Following the successful space qualification tests at the ESA Technology Centre (ESTEC) in Noordwijk in the Netherlands, AMS is now back in the integration hall at CERN Prévessin. The collaboration is replacing the superconducting magnet with a permanent (non-superconducting) one, which will ensure reliable operation of the experiment for the recently planned longer run on board the International Space Station (ISS).
 

Work is under way at the AMS integration hall at CERN Prévessin.

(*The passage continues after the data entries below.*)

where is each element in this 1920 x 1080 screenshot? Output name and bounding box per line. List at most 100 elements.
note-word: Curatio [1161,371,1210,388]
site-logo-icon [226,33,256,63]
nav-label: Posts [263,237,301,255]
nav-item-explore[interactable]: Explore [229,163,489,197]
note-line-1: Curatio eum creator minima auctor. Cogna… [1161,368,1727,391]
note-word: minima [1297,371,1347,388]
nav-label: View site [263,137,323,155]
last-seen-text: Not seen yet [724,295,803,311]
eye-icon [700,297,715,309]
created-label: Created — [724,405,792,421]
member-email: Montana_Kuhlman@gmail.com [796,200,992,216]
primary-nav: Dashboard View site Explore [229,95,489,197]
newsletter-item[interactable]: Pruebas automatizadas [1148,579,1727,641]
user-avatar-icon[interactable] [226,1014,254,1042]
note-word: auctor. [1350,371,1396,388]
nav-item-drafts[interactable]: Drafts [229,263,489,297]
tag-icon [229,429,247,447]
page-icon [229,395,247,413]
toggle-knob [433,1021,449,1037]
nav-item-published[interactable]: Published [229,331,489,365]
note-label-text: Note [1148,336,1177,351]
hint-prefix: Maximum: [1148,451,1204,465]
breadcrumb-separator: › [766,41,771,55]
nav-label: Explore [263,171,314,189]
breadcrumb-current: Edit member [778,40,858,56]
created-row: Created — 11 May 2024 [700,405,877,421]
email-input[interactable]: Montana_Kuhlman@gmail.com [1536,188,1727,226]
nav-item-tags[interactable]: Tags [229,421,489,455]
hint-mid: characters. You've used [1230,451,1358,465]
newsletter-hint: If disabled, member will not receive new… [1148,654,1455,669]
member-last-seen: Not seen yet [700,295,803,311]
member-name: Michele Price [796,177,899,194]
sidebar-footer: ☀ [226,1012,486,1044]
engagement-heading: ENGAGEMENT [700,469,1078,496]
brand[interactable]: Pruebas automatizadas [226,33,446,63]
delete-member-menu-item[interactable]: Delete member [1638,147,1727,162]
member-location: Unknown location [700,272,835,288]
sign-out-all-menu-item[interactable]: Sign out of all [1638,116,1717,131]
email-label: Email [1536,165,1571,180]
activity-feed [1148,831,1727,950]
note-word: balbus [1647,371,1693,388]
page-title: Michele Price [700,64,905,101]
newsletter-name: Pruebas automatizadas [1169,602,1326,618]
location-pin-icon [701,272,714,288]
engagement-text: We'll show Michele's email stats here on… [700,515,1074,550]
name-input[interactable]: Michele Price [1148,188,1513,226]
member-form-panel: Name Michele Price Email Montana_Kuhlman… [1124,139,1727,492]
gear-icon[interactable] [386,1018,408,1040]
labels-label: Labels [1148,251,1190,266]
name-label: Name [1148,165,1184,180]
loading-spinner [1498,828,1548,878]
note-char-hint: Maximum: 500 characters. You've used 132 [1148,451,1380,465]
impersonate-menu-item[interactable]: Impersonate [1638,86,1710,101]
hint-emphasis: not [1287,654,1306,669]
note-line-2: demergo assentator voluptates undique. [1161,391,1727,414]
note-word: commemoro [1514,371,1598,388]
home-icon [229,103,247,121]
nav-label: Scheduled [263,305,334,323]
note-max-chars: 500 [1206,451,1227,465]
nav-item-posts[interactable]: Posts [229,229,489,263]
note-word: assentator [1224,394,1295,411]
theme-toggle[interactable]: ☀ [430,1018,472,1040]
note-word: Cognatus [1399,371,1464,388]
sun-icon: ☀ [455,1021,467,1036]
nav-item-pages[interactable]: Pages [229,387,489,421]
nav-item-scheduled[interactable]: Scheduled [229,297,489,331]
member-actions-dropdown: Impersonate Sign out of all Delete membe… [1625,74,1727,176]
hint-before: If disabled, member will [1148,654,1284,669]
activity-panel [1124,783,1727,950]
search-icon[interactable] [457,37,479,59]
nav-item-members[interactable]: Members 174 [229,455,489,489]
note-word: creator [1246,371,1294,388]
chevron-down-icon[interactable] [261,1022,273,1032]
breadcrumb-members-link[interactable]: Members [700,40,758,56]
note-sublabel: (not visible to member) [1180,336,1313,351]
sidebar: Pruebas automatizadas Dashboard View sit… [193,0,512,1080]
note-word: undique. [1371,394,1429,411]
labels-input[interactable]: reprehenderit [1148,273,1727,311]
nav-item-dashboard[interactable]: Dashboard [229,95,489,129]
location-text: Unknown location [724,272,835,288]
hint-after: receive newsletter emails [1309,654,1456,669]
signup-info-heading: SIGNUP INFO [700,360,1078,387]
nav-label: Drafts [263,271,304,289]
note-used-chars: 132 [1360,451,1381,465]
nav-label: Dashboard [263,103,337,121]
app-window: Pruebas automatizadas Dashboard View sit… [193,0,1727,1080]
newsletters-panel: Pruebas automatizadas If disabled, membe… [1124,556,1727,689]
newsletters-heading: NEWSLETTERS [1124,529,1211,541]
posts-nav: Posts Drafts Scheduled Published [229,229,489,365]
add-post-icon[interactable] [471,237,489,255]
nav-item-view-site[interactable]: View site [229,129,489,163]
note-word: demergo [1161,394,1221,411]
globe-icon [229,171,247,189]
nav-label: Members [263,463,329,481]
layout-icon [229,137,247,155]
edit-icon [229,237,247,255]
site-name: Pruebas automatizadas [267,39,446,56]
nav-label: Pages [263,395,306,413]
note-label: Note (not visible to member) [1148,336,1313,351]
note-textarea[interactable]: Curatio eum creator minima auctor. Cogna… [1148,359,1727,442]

Following a trip to ESTEC in Noordwijk in the Netherlands, where tests confirmed its fitness for launch into space on board the International Space Station (ISS), the AMS experiment is now back at CERN for final modifications. “The collaboration agreed to adopt a modified configuration that, among other things, re-uses the permanent magnet of the AMS-01 prototype that was flown into space in 1998”, says Samuel Ting, Spokesperson of the AMS experiment. Although less powerful, this magnet will allow AMS to function as long as the ISS remains in space, i.e. at least until 2020 and possibly until 2028, in line with the plans to extend the Station's lifetime set out by President Obama in February this year.

With the superconducting magnet, AMS's lifetime was initially expected to be around three years due to restrictions on the quantity of liquid helium needed to cool it that could be transported. However, recent tests carried out both at CERN and at ESTEC have shown that the actual lifetime would actually have been closer to two years. “There is no way to refill the magnet with superfluid helium on the Space Station, due to the termination of the shuttle programme at the end of 2010. This important fact, combined with the significant extension of the ISS's lifetime, convinced us to change the magnet”, explains Samuel Ting.

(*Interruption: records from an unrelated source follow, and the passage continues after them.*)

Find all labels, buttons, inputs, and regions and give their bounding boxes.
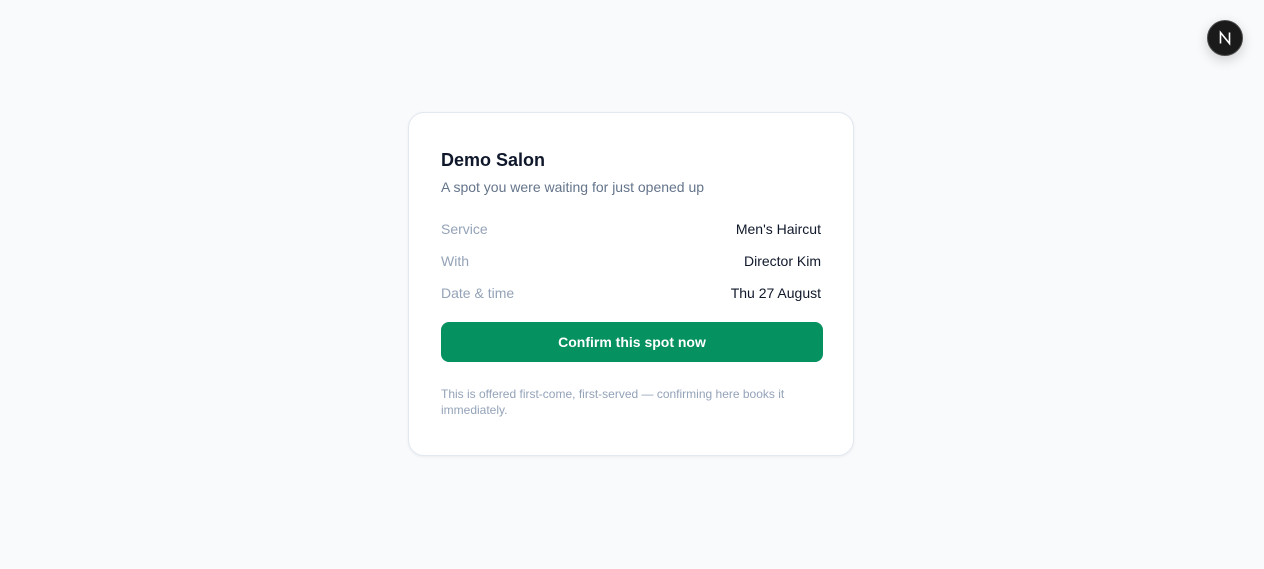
- salon-name: Demo Salon: [441, 150, 546, 170]
- detail-row-service: Service Men's Haircut: [441, 220, 821, 238]
- detail-row-datetime: Date & time Thu 27 August: [441, 284, 821, 302]
- detail-value: Thu 27 August: [730, 285, 821, 301]
- detail-value: Men's Haircut: [735, 221, 821, 237]
- detail-row-with: With Director Kim: [441, 252, 821, 270]
- next-logo-button[interactable]: [1207, 20, 1243, 56]
- next-logo-icon: [1219, 30, 1231, 46]
- detail-label: With: [441, 253, 469, 269]
- offer-subtitle: A spot you were waiting for just opened …: [441, 179, 705, 195]
- booking-details: Service Men's Haircut With Director Kim …: [441, 220, 821, 302]
- offer-card: Demo Salon A spot you were waiting for j…: [408, 112, 854, 456]
- detail-label: Date & time: [441, 285, 515, 301]
- detail-value: Director Kim: [743, 253, 821, 269]
- page: Demo Salon A spot you were waiting for j…: [0, 0, 1264, 569]
- confirm-spot-button[interactable]: Confirm this spot now: [441, 322, 823, 362]
- detail-label: Service: [441, 221, 488, 237]
- first-come-note: This is offered first-come, first-served…: [441, 387, 785, 417]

During the coming weeks, AMS will be reconfigured with the permanent magnet in a clean room in Prévessin. The magnet is the key component of a particle detector, serving to curve the trajectory of the charged particles so that they can be identified. The strength of the magnetic field is an important parameter determining the detector's resolution. “To compensate the magnet’s weaker field, physicists will add additional sensors to make sure that the two magnet systems have nearly identical momentum resolution. The increased data acquisition time will greatly improve the detector’s sensitivity in the search for antimatter and Dark Matter”, he says.

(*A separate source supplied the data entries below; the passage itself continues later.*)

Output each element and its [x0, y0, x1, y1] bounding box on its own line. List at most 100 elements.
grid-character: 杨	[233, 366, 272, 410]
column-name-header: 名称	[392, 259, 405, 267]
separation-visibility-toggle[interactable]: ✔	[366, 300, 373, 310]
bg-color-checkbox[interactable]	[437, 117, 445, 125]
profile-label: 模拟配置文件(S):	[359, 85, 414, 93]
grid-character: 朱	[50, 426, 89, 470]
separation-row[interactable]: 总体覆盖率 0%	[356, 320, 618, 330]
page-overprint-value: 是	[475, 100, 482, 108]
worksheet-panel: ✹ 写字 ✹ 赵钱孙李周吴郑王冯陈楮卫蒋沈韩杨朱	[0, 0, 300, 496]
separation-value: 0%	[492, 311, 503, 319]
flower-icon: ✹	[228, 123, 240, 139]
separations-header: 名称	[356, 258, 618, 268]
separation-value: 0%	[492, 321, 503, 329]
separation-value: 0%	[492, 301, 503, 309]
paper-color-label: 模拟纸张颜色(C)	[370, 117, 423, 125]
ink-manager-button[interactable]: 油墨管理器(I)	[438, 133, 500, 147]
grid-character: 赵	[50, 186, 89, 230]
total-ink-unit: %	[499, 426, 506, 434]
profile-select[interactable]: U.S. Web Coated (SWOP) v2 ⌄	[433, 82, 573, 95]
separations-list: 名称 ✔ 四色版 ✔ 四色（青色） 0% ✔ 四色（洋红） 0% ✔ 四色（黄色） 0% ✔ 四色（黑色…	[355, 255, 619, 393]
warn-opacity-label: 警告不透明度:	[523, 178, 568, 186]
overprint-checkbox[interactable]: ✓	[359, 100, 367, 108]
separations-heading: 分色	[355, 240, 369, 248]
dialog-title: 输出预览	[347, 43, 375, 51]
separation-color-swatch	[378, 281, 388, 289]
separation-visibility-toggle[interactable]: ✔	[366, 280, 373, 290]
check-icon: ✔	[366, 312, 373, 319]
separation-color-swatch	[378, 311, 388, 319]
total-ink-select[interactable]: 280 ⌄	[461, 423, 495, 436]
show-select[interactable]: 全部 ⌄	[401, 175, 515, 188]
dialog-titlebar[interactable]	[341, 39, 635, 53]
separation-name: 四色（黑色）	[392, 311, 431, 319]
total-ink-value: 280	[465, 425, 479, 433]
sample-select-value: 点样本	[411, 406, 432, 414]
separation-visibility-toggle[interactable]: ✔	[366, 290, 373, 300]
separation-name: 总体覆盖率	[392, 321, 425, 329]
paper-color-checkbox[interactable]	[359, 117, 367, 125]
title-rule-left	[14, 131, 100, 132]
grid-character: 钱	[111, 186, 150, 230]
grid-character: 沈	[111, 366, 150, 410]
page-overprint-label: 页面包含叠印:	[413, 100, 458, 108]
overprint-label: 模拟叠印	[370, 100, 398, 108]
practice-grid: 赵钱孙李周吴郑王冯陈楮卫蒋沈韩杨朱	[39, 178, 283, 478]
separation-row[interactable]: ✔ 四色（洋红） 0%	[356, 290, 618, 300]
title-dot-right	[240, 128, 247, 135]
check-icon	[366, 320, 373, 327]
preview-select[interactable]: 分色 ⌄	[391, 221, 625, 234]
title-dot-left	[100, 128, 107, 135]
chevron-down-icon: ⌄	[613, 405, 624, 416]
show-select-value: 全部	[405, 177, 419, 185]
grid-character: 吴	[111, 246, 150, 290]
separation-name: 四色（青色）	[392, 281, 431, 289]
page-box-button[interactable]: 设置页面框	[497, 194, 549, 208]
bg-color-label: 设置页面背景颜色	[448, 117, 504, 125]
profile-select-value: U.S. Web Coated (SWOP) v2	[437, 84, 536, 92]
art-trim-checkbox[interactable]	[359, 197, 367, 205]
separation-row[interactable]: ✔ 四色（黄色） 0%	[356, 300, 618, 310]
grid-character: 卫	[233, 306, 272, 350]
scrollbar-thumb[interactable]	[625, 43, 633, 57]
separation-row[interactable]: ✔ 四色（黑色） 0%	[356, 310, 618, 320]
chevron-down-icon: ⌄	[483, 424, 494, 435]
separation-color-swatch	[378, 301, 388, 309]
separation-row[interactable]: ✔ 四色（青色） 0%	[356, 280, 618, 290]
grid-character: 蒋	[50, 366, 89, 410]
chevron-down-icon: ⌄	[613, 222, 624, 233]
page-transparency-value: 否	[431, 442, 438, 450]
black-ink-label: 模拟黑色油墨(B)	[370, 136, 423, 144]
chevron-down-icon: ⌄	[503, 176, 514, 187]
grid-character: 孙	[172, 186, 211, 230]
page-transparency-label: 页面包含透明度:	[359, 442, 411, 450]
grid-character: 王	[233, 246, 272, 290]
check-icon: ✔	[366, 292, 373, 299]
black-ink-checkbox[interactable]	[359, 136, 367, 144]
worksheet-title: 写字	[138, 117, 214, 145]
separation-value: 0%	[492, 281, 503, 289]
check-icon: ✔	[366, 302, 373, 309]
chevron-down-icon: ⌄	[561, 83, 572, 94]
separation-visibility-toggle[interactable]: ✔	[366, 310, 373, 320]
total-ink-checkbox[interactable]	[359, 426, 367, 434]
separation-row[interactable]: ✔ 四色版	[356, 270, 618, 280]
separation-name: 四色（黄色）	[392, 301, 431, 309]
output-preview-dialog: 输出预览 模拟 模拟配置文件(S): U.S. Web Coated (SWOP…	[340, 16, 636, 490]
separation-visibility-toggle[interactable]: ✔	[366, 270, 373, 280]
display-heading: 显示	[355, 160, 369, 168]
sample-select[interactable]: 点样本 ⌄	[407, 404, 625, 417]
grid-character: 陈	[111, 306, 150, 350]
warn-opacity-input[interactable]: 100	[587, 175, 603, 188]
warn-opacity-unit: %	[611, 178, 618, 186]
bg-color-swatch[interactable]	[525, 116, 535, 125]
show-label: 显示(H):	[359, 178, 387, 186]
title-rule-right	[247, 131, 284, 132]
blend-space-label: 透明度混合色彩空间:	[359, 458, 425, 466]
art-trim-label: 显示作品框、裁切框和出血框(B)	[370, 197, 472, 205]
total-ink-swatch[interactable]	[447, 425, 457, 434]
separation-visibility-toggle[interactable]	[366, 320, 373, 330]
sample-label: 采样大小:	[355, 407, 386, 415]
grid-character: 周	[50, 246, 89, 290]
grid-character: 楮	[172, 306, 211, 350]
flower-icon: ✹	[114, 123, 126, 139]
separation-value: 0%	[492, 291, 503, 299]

AMS will be tested using CERN's particle beams over the summer, allowing the new configuration to be checked and calibrated before the detector leaves European soil for the last time in September. Mission STS-134, the flight on which the AMS will journey to the ISS, has been given a window for lift-off between 15 November and 15 December. This should be the very last flight of the US space shuttle programme.